Ça donne de très belles choses. De belles idées. Des auteurs et des livres grandioses, et ça de l’Antiquité à l’époque contemporaine (bisou Wilde, bisou Gide, bisou Michou, et surtout, bisou le Voguing). Des trucs moins biens, aussi (je ne reviendrais pas sur les candidats de téléréalité ou sur Guillaume Dustan).
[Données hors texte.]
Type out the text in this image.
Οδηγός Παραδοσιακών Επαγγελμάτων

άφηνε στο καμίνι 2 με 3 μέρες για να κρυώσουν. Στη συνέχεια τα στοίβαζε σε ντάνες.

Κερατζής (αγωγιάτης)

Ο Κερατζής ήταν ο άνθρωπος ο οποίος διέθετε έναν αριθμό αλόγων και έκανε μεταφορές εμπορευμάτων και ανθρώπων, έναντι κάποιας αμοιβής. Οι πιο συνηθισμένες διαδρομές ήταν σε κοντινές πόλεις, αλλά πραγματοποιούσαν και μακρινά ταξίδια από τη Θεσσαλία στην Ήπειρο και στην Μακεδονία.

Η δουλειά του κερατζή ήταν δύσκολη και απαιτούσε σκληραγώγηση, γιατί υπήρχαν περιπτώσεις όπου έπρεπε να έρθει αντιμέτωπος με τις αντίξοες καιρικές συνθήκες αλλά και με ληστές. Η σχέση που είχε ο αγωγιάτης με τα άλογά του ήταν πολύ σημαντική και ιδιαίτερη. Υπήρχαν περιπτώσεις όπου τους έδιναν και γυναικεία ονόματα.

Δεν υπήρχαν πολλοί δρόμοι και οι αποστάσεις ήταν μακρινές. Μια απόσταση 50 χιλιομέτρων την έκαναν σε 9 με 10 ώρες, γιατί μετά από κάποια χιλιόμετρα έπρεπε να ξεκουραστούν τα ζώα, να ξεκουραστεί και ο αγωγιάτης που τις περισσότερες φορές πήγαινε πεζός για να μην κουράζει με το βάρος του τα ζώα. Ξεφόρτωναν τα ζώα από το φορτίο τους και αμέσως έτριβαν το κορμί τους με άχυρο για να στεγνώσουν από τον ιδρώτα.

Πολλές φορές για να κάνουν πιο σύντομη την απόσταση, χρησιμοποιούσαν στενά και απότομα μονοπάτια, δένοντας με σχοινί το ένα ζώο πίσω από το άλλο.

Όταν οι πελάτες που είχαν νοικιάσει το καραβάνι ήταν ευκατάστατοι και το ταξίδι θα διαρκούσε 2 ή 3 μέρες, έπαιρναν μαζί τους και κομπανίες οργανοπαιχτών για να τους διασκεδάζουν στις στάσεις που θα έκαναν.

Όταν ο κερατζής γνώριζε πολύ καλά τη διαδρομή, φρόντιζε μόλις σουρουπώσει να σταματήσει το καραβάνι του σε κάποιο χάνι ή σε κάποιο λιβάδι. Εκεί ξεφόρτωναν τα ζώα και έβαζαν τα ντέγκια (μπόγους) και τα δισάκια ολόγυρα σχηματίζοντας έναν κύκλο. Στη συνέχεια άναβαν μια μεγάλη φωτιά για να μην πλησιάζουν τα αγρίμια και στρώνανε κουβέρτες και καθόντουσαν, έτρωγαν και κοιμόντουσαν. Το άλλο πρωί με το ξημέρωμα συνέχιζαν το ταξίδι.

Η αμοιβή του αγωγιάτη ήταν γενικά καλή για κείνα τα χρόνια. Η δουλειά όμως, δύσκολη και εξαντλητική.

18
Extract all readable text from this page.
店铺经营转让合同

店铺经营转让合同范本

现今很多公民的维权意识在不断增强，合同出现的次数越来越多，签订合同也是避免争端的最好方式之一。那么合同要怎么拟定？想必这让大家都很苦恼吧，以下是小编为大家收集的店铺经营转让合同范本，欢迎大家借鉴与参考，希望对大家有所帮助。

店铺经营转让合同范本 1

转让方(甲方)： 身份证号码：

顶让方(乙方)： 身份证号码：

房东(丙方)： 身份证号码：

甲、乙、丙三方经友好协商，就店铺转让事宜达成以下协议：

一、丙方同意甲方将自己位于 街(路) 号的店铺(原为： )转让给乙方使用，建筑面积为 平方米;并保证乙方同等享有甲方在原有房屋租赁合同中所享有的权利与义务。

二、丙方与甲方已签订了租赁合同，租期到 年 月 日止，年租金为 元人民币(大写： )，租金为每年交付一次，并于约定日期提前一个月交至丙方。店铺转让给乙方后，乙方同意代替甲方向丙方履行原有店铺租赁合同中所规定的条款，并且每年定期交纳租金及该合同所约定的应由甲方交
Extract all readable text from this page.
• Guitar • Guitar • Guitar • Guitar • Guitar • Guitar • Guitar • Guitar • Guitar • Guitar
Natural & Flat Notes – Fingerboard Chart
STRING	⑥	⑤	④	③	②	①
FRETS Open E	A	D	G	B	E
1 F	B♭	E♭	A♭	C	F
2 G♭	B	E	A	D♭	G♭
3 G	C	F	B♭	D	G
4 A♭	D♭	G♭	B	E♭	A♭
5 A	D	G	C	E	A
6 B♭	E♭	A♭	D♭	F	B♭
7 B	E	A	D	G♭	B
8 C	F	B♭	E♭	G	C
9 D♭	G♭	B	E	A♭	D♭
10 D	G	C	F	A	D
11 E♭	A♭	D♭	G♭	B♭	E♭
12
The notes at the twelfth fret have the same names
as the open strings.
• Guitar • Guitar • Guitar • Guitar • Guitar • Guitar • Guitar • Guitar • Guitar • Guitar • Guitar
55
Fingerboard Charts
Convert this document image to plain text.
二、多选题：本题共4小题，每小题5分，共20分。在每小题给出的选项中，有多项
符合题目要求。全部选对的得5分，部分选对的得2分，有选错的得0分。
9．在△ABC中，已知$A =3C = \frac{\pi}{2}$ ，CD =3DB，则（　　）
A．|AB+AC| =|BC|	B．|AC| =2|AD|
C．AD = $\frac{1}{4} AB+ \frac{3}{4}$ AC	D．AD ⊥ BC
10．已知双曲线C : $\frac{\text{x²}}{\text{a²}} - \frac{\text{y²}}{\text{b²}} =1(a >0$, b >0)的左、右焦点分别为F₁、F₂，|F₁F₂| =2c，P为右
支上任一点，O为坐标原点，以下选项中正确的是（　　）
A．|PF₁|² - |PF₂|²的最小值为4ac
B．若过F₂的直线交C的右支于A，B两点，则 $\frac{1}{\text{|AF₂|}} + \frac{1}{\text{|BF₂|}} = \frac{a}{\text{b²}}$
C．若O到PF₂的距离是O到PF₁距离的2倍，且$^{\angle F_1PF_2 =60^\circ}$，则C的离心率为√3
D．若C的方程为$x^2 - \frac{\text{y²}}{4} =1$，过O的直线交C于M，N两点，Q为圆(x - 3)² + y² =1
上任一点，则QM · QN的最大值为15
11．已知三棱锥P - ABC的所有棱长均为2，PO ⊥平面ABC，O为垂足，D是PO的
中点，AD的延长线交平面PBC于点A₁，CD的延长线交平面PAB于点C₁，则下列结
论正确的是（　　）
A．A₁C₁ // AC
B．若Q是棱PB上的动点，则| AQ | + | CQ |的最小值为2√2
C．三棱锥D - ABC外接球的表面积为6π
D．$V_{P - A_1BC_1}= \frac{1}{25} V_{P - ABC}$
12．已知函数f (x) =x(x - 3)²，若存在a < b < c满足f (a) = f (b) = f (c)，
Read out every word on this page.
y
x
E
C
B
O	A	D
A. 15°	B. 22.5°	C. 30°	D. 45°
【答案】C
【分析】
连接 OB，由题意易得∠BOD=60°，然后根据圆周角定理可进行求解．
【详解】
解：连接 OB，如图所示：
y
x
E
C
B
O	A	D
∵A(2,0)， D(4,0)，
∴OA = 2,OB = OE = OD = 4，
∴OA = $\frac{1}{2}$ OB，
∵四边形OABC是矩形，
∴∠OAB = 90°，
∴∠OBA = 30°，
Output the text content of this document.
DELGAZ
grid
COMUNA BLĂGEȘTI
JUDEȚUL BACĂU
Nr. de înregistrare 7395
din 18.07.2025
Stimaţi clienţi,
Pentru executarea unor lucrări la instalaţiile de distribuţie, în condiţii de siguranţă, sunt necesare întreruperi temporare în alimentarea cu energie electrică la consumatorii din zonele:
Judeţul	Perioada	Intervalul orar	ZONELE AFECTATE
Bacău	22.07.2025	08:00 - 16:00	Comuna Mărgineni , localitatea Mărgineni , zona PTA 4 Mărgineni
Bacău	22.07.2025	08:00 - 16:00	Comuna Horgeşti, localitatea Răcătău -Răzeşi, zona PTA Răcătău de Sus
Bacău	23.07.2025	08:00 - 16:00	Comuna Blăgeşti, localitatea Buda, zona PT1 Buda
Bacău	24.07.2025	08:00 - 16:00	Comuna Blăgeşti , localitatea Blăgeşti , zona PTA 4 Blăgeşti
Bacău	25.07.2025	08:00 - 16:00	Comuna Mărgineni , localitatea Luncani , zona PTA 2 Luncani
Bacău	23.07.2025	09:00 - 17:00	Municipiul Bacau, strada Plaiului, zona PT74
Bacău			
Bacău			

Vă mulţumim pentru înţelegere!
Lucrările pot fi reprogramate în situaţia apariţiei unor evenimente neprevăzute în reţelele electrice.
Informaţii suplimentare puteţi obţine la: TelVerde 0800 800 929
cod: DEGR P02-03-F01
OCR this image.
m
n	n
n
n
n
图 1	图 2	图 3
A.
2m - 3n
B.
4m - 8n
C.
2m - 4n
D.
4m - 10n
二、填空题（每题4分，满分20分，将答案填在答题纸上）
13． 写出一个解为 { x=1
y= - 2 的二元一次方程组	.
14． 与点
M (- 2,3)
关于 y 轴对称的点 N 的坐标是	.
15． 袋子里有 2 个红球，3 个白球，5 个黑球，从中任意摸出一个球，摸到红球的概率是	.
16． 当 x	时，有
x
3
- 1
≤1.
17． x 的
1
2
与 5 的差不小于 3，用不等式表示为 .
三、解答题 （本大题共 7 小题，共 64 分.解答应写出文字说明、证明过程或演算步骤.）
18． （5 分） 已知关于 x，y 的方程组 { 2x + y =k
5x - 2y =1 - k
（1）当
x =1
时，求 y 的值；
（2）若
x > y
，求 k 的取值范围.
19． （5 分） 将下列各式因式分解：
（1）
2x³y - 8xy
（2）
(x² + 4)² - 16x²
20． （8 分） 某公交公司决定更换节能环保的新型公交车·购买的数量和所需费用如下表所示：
Le transsexuel n’échappe pas à cette logique, et fait son chemin, sachant pourtant qu’il va être rejeté, jugé, moqué. Mais comment faire autrement, quand les gens refusent celui que tu es vraiment. Une autre alternative est-elle possible ? Non. Alors qu’ils aillent se faire foutre. Ne t’en préoccupes pas, continue ton petit bout de chemin. On est toujours le zarbi de quelqu’un de toute manière. Alors met ta plus belle robe, couvre toi de fond de teint et va affronter la piste en mode « Fierce ». C’est toi qui ira danser et bluffer tout le monde, même si ce n’est l’espace qu’une nuit.
C’est pour toutes ces choses que le transsexuel est source d’inspiration, que ce soit pour moi, meuf hétéro toute banale aux rêves de rideaux de velours rouge et de robes à sequins brodés à même le corps, ou de Beyoncé.
Car finalement, le transsexuel et l’individu transgenre est peut-être l’être humain le plus abouti, le final, l’apothéose. A l’image de l’androgyne de la mythologie grecque, être parfait que Zeus tellement jaloux a fini par séparer en deux, il est à la fois homme et femme, prenant les forces et jouant avec la faiblesse des deux camps pour apprendre à s’aimer pleinement. Ce n’est pas une erreur de vivre avec un corps différent de celui qu’on veut. C’est une forme de bénédiction. J’espère juste qu’on finira tous par s’en apercevoir.
À lire :
Strike a pose, histoires du voguing, de Jeremy Patinier. Ce livre est le fruit des recherches d’un passionné, et le premier en france consacré à cette culture. C’est une mine d’informations. Alors achète le, en plus tu soutiens un petit éditeur, ça changera.
Voguing 1989-1992 par Chantal Regnault. J’aimerais t’en faire un compte rendu plus poussé, mais Amazon me l’a amené hier. Alors je te dirais juste qu’il y a de belles images dedans.
À voir :
Paris is burning, de Jennie Livingstone. Un documentaire magique. Bien que fort déprécié par la communauté à sa sortie, le portrait est beau et réaliste, sans concessions. Tu peux le trouver sur Youtube ou bien faire comme moi, harceler Loïg pour qu’il te le prête. Ouais, ok, il est sur Amazon aussi.